Dementia caregivers: some thoughts
December 27, 2013 1 Comment
Some months ago, I found myself wondering about how the term dementia caregivers is often used for the entire range of experiences and needs of caregivers trying to support persons with dementia. We have caregiver manuals, caregiver trainings, and many other resources aimed at this entity: dementia caregiver. But are all persons helping dementia patients called dementia caregivers? Are their situations and needs similar enough for the same caregiver training to benefit them all? What are the pros and cons of this label?
I’ve met a range of persons who consider themselves dementia caregivers. Some are busy with caregiving chores 36 hours a day. Some are more like supervisors for a team of hired attendants and support staff, managing the care and handling the responsibility, but not doing much of the hands-on work. Some are family members of the patient, living in the same house but not participating in the care unless there is a crisis (care is handled by a primary caregiver, and these persons are secondary caregivers). Some are long-distance caregivers living in a different city, but they make daily phone calls to talk to the person with dementia or the live-in sibling caregivers. There are male caregivers and female caregivers, caregivers who are teenagers, middle-aged, or elderly. And so on. The range of type of care and responsibility across “dementia caregivers” is wide. I’ve even met persons whose relative is living in a respite care, and they make weekly or fortnightly trips to meet them for a few hours, and they, too, consider themselves caregivers.
On the other hand, I’ve also met persons who are supporting someone with dementia for some hours a day or even full-time, but dislike the word “caregiver.” They see themselves as “family” and find the caregiver label insulting.
I’m sure there are formal definitions of the word caregiver, though perhaps not as formal or easy to apply as the word “engineer” or “doctor” or as relationships like “son” or “sister”. But persons who consider themselves caregivers don’t know or apply these formal definitions. Typically, they are close to someone with dementia, and they feel their actions and decisions affect this person, and so they consider themselves caregivers.
How important, then, is it for persons involved in the care of a person with dementia to consider themselves “caregivers”? Does it matter at all?
The way I see it, persons involved in the care of someone with dementia can handle this role and responsibility better if they have:
- A good understanding of dementia and the way it impacts the person
- Knowledge of various caregiving tools and techniques, such as ways to communicate, to help the person, to handle challenging behaviour, to make home empowering and safe for the person, and so on
- A supportive environment with sufficient dementia awareness and also enough facilities and services
Regardless of whether a person supporting a dementia patient identifies with the “caregiver” label, this person can handle caregiving more easily and effectively with the help of the three things listed above. Using the “caregiver” label helps because it may help us seek knowledge and skills and services designed for caregivers. It gives an identity and enables approached others in similar situations and getting company and support. When persons providing care think of themselves as supportive family members, they may reject any tools or advice carrying the “caregiver” label and not see them as beneficial. For example, they may assume that all they need to help the patient is love and consideration, and ignore the benefit of communication techniques and tips to assist in daily activities. They may not appreciate that communicating with someone who has dementia may be different (compared to how we communicate with cognitively alert elders). They may not avail the pool of knowledge and tips that other caregivers have gathered.

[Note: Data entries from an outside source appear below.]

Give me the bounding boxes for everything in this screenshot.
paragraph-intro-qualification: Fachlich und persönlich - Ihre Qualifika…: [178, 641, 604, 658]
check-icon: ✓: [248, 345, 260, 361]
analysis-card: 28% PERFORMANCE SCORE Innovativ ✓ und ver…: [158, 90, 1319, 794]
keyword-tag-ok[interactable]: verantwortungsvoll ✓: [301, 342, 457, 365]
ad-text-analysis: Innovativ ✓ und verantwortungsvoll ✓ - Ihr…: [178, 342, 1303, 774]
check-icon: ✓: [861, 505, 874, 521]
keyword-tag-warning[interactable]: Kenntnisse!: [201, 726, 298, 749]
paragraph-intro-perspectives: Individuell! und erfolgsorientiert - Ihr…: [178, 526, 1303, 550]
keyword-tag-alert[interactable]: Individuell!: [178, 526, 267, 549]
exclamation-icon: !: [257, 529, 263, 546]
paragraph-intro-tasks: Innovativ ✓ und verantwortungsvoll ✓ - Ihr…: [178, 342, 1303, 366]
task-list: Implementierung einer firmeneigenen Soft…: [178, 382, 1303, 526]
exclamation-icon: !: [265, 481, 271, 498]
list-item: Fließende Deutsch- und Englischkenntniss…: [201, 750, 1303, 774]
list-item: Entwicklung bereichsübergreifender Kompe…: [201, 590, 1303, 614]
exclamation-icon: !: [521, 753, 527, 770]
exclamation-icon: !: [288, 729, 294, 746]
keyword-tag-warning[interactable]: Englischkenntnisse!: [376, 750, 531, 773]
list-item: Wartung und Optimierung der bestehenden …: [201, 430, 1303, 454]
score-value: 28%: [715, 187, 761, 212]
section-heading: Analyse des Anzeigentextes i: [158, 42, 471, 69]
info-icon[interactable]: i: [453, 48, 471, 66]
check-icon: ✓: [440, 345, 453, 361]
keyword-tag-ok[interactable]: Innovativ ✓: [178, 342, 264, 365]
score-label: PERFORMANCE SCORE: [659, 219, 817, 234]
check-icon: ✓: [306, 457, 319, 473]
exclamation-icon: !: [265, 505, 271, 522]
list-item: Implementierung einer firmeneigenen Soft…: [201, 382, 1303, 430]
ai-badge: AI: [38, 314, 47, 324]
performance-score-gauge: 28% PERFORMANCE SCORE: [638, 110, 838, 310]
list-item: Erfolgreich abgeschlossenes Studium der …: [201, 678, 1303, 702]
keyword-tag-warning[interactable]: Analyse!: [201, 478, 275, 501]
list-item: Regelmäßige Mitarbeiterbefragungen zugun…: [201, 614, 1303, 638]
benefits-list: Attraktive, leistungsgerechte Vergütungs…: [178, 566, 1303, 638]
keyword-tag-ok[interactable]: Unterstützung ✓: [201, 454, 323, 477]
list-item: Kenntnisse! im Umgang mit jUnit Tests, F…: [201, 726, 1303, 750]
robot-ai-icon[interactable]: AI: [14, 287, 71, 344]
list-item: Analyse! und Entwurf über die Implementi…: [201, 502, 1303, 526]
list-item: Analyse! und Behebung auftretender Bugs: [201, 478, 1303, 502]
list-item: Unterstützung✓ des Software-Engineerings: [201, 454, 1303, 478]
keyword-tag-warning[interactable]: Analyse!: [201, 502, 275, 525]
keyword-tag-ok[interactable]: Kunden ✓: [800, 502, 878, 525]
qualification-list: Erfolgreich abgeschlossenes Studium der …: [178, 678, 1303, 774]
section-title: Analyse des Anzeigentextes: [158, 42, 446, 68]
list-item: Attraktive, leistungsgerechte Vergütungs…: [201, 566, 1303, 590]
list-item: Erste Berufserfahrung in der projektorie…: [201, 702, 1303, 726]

One problem in my opinion is that most caregiver material is prepared for some generic caregiver, and usually does not discuss how to selectively use the material given the profile/ situation of the caregiver. For example, the needs of a youth caregiver looking after an elder with dementia would be different from that of an elderly spouse of a person with dementia. Caregivers have to sift through a caregiver manual to see what is applicable for them, and they may dismiss all advice because the first few pages they read look totally irrelevant. Also, volunteers who are supporting caregivers have to tune their advice rather than just assume the general advice will fit everyone.
Caregiver advice is definitely not a “one size fits all” and material designed for caregivers cannot be directly applicable for all caregiving situations.
In November 2013, I had the opportunity to speak at the 18th National Conference of the Alzheimer’s and Related Society of India (ARDSI), held in Guwahati (Assam) in November, 2013. The topic was “Who are we: Introducing the caregivers”, and I discussed some of the aspects I mention above. I’ve uploaded my presentation to slideshare.net and included it below. (You can also view it directly on slideshare.net at this link)
I’d like to add that caregiver material must also be tuned to the culture and country. This topic is so big that it deserves its own blog post. We know that care environments and challenges would be very different in a village in Madhya Pradesh compared to, say, a suburb of London. We need material that is easy to adjust and apply in our settings. We need material that understands our way of life, and our culture and society. Examples and case studies should be relevant for us. We need material in our Indian languages, and often this is not just a matter of translation, but of rewriting. But as I said, this is a topic by itself…and one I have written about before and will probably write about again.